Quiero compartirles un párrafo de la exhortación papal que considero especialmente significativo y que me tomo la libertad de aplicar en su caso a la hermandad de la Paz: “Pidamos al Señor que libere a la Iglesia de los que quieren avejentarla, esclerotizarla en el pasado, detenerla, volverla inmóvil. También pidamos que la libere de otra tentación: creer que es joven porque cede a todo lo que el mundo le ofrece, creer que se renueva porque esconde su mensaje y se mimetiza con los demás. No. Es joven cuando es ella misma, cuando recibe la fuerza siempre nueva de la Palabra de Dios, de la Eucaristía, de la presencia de Cristo y de la fuerza de su Espíritu cada día. Es joven cuando es capaz de volver una y otra vez a su fuente”.

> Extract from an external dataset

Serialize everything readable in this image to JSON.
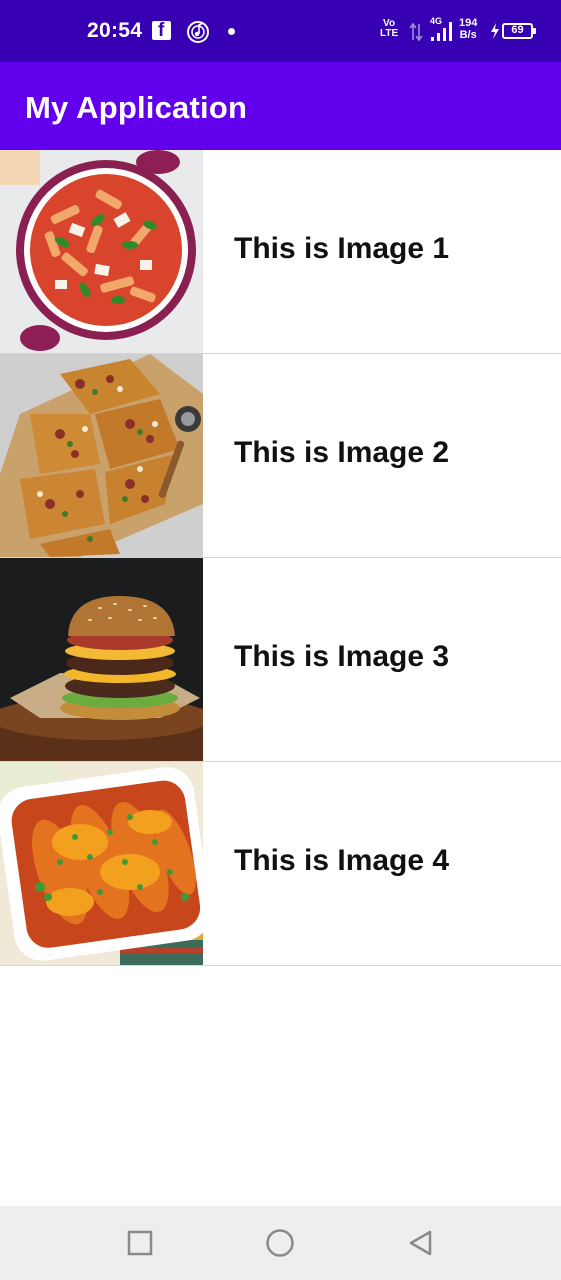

Volver a la fuente. Si ahora les pidiera opinión sobre lo que, a su juicio, entraña volver a la fuente, me encontraría con muchas respuestas, con todas las certidumbres del mundo. Porque, ¿verdad?, todos tenemos una idea de cómo sería volver a ese manantial del que surgió primigeniamente la hermandad, los excombatientes, el deseo de paz… Si le preguntara a los viejos costaleros, ¡claro que sabrían decirme a qué fuente volverían! Si le preguntara a los músicos, ¡por supuesto que resonarían las marchas clásicas! Si le preguntara a los miembros de las juntas de gobierno, ¡cómo no iban a saber cuál es la fuente! Y, sin embargo, se nos hace obligado volver a la fuente, volver a descubrir de dónde nos viene el caudal que ha llegado hasta nosotros y que no podemos embalsar para nosotros mismos sino dejar que siga fluyendo porque el río del que les hablo, un río de agua viva, mana sin interrupción del interior del sagrario.
Ustedes son la juventud de la Iglesia de Sevilla, pero a lo mejor necesitaban que alguien viniera esta noche a recordárselo. No porque el que les habla tenga ninguna condición preeminente ni por experiencia ni por conocimiento, sino porque el Espíritu Santo así lo ha dispuesto y está sirviéndose de mis torpes palabras para convencerlos de que son jóvenes y tienen que sentir el vigor que les da su bisoñez para lo único que la Iglesia, esa madre sabia y añosa, les está pidiendo a gritos: ¡id al mundo entero y proclamad el Evangelio a toda la creación!
Me replicarán: ya lo hacemos. Tenemos unos cultos fastuosos -doy fe, tanto que después del último año de la predicación de Manuel Sánchez corrí a apuntarme como voluntario- y una impresionante salida procesional el Domingo de Ramos en que hacemos protestación pública de fe, cuidamos de la caridad en el barrio y de la formación de nuestros hermanos. Sí. Y está muy bien. Pero les hablo de reavivar en sus corazones la llama de “lo más importante, lo primero, eso que nunca se debería callar”, por seguir las propias palabras de Francisco en la exhortación a los jóvenes. “Es un anuncio que incluye tres grandes verdades que todos necesitamos escuchar siempre, una y otra vez” y que tiene que resonar en las hermandades sin falsos pudores ni estrecheces mentales.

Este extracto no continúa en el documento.